Published online by Cambridge University Press: 04 August 2010
Current disaffection with Sartre in French philosophical circles is almost total. Certain rare voices in the Structuralist and Post-Structuralist movements have taken up his defence, but these have generally been drowned in the cacophony of polemical criticism to which Sartre's views have been subjected. The aggression may well be considered a form of self-defence; the global rejection of Sartre is a necessary but transitional stage in the assessment of a major thinker. Indeed, the insistent repudiation of his influence by his successors can only be interpreted as a form of intellectual dénégation.
The preceding analyses of Sartre's ideas should have made clear the sense in which he is a precursor and indeed a founder of certain contemporary philosophical tenets, tenets which are perhaps in danger of becoming the current idées reçues rather than contestatory scandals subverting doxa and ideology.
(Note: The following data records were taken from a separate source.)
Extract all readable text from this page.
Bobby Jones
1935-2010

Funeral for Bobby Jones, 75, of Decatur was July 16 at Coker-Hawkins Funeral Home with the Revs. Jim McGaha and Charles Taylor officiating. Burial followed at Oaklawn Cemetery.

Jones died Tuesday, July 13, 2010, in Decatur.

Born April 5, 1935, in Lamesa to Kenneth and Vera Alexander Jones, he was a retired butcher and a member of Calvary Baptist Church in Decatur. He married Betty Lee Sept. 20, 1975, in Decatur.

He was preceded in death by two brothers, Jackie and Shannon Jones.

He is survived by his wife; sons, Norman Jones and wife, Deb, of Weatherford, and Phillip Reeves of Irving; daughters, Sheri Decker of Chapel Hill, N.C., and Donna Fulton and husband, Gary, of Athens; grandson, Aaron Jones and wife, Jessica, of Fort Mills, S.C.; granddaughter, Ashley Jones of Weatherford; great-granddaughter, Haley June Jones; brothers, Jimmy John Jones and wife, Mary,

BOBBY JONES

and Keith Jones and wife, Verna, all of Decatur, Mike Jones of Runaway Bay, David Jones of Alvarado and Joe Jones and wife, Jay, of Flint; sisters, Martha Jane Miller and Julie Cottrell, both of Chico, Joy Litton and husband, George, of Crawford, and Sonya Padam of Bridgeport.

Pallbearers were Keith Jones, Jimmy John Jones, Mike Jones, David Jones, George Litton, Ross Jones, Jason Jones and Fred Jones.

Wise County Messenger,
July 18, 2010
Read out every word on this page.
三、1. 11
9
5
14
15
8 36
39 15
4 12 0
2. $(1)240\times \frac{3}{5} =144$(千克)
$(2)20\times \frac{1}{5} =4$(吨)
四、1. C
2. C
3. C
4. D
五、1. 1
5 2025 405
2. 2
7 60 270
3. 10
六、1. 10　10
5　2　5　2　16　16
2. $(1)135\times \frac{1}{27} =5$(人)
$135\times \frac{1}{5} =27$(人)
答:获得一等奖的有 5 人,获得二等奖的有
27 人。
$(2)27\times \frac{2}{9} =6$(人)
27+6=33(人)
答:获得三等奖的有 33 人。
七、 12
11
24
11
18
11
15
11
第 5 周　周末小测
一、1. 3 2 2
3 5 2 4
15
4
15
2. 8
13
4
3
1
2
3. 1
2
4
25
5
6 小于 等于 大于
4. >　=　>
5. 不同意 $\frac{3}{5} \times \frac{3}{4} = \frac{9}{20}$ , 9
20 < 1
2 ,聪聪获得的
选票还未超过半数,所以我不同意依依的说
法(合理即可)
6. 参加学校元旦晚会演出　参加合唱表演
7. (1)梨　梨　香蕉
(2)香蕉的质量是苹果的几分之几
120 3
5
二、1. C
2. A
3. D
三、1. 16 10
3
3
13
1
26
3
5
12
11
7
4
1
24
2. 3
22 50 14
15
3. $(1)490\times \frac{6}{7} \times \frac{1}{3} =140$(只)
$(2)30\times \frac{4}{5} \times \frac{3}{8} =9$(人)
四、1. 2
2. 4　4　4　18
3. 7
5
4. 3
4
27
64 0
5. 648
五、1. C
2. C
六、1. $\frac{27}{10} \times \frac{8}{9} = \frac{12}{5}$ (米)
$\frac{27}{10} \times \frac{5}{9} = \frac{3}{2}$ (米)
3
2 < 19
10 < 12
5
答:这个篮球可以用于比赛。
The decentred subject, the ‘death of man’, the paradoxes of qui perd gagne and of ‘différance’, the rejection of Hegelian dialectics and the recognition of the impossibility of ultimate synthesis – such notions are more commonly associated with Lacan, Lévi-Strauss, Foucault, Derrida and Lyotard than with Sartre, but a close reading of La Transcendance de l'Ego, L'Etre et le Néant, Saint Genet, Critique de la raison dialectique and L'Idiot de la famille in particular, shows them to have been, at least in part, of Sartre's making. Sartre may be cursorily dismissed at present for his ‘humanism’, and derided for translating the Heideggerian Dasein as la réalité humaine.